El Padre y el Hijo también se aparecieron en una visión a José Smith y Sidney Rigdon el 16 de febrero de 1832 (DyC 76). En una reunión celebrada el 18 de marzo de 1833, Frederick G. Williams registró que “muchos de los hermanos tuvieron una visión celestial del Salvador, de concursos de ángeles y de muchas otras cosas de las cuales cada uno tiene un registro de lo que vio”[2]. Cuando se organizó la Escuela de los Profetas en Kirtland, varios miembros registraron haber tenido visiones del Salvador. Zebedee Coltrin registró: “El 23 de enero de 1833, cuando nos encontrábamos reunidos, José, habiendo dado instrucciones, y mientras orábamos en silencio, arrodillados, con las manos levantadas, cada uno orando en silencio, sin que nadie pronunciara un solo susurro, un personaje caminó por la habitación de este a oeste, y José preguntó si lo habíamos visto. Lo vi y supongo que los demás lo vieron y José respondió que era Jesús, el Hijo de Dios, nuestro hermano mayor”[3].

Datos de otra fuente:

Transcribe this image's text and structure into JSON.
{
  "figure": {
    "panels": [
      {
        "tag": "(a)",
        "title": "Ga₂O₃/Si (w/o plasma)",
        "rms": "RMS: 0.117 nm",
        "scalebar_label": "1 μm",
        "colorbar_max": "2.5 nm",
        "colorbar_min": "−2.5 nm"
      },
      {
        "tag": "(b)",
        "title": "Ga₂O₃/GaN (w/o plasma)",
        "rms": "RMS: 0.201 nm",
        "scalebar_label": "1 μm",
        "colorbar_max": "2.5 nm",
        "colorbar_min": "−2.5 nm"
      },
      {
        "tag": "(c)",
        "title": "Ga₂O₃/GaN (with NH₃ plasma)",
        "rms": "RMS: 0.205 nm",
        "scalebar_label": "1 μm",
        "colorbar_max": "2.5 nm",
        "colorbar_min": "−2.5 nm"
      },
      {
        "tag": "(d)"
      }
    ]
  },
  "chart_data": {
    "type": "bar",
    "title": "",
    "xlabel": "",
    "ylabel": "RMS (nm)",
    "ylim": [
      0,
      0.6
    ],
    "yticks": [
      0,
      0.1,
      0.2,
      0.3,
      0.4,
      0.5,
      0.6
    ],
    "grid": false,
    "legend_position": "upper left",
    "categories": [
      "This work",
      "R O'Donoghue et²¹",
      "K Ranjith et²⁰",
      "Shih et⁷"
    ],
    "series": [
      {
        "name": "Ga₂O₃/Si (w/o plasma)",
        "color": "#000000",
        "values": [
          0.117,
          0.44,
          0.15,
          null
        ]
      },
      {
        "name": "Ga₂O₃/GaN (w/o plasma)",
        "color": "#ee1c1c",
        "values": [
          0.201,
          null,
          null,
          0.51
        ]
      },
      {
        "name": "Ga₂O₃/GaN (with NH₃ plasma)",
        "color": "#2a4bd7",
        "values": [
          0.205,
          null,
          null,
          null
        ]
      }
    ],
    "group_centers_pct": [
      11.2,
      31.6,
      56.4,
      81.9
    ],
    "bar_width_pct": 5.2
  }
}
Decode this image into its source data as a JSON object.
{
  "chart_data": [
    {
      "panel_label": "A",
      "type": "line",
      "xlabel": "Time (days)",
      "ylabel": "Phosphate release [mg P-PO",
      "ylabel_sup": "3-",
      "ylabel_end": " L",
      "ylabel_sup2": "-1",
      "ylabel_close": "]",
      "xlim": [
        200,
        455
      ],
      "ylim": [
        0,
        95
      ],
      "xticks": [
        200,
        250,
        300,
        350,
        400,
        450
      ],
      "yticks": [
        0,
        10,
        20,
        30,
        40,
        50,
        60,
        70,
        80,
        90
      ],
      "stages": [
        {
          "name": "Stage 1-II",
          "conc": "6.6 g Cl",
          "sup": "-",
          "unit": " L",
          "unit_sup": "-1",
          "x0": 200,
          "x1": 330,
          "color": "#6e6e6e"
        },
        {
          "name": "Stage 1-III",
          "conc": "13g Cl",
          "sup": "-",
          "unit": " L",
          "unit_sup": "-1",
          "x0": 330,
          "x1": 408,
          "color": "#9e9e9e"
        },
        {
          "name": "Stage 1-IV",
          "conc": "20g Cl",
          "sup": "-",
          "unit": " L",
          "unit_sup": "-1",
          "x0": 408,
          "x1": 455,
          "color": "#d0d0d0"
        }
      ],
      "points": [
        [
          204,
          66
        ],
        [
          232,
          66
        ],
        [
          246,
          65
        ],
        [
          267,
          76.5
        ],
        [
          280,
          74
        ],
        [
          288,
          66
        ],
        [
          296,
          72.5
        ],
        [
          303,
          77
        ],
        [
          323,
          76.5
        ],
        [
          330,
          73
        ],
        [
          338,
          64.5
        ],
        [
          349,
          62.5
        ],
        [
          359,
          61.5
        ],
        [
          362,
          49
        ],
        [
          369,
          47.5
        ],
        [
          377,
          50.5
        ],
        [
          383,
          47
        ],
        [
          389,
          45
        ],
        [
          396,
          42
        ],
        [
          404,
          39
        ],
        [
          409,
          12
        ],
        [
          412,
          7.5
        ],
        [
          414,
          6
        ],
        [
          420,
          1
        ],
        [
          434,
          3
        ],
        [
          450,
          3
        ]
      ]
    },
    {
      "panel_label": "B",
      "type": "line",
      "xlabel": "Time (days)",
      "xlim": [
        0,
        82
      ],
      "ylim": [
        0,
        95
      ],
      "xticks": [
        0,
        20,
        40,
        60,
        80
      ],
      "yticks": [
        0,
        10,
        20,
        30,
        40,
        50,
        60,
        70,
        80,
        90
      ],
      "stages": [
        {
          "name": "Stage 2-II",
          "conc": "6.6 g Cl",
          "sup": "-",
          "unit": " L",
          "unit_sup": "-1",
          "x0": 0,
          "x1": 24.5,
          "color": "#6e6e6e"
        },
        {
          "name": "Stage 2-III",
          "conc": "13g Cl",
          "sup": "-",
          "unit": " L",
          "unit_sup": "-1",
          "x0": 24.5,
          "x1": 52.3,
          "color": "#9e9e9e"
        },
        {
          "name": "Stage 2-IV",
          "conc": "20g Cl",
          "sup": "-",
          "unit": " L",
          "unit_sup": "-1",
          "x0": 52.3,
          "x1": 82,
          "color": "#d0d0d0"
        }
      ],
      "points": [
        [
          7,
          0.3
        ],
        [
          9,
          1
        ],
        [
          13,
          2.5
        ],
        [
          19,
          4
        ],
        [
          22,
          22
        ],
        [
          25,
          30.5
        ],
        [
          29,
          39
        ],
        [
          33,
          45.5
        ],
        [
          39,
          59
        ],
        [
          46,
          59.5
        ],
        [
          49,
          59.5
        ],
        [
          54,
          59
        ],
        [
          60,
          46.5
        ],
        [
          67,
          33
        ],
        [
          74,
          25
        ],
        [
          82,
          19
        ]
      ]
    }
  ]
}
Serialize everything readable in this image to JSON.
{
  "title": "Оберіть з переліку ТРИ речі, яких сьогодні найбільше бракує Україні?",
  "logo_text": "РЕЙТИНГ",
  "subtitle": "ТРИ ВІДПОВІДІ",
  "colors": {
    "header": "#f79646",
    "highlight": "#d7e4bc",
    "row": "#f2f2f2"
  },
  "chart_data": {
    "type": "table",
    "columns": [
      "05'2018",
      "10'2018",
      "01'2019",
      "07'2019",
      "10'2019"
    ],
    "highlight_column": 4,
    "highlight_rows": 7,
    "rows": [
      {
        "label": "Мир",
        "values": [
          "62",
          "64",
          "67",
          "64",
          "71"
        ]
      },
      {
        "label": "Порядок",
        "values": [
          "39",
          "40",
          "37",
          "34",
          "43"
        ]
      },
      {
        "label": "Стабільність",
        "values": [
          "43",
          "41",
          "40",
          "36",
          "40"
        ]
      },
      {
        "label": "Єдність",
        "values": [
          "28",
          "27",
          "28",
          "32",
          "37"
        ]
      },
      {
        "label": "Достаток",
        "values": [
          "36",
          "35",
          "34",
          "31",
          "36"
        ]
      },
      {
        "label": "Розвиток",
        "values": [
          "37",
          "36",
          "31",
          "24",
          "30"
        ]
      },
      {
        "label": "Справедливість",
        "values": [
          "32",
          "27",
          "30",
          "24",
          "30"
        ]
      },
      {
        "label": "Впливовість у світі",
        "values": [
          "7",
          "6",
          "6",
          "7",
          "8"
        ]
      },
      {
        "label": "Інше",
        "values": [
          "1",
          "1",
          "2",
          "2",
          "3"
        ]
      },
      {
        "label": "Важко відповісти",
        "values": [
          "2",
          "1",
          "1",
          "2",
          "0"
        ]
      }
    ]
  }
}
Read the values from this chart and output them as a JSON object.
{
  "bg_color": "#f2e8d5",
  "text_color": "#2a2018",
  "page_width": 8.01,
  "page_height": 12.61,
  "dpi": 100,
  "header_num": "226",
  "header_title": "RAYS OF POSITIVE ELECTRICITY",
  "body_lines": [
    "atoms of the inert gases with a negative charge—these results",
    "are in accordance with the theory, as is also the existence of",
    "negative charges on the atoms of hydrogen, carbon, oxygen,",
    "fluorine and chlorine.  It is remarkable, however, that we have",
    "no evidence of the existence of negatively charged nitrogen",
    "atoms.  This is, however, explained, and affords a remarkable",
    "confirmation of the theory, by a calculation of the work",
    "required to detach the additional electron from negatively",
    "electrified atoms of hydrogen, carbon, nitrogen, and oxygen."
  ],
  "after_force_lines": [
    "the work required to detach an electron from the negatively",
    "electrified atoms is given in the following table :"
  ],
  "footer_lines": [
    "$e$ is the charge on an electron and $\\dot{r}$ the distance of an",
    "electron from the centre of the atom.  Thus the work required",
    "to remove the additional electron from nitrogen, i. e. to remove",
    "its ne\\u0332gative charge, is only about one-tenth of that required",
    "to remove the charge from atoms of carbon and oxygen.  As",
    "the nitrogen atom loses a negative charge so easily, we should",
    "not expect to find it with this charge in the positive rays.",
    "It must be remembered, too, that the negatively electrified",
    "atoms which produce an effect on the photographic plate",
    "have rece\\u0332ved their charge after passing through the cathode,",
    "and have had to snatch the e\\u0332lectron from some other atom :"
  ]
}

Estas apariciones tuvieron su auge en las manifestaciones espirituales que rodearon la dedicación del Templo de Kirtland a principios de 1836. José Smith tuvo una visión del Padre y del Hijo, junto a su hermano Alvin, en el Reino Celestial. Esta visión abrió la puerta a la comprensión de José de la obra en favor de los fallecidos (DyC 137). El Salvador mismo se apareció a José y Oliver Cowdery el 3 de abril de 1836 y prometió que esta manifestación era solo la primera de muchas que ocurrirían en los templos que los santos construirían en los últimos días. El Salvador les dijo a José y a Oliver: “Porque he aquí, he aceptado esta casa, y mi nombre estará aquí; y me manifestaré a mi pueblo en misericordia en esta casa. Sí, me apareceré a mis siervos y les hablaré con mi propia voz, si mi pueblo guarda mis mandamientos y no profana esta santa casa” (DyC 110:7–8).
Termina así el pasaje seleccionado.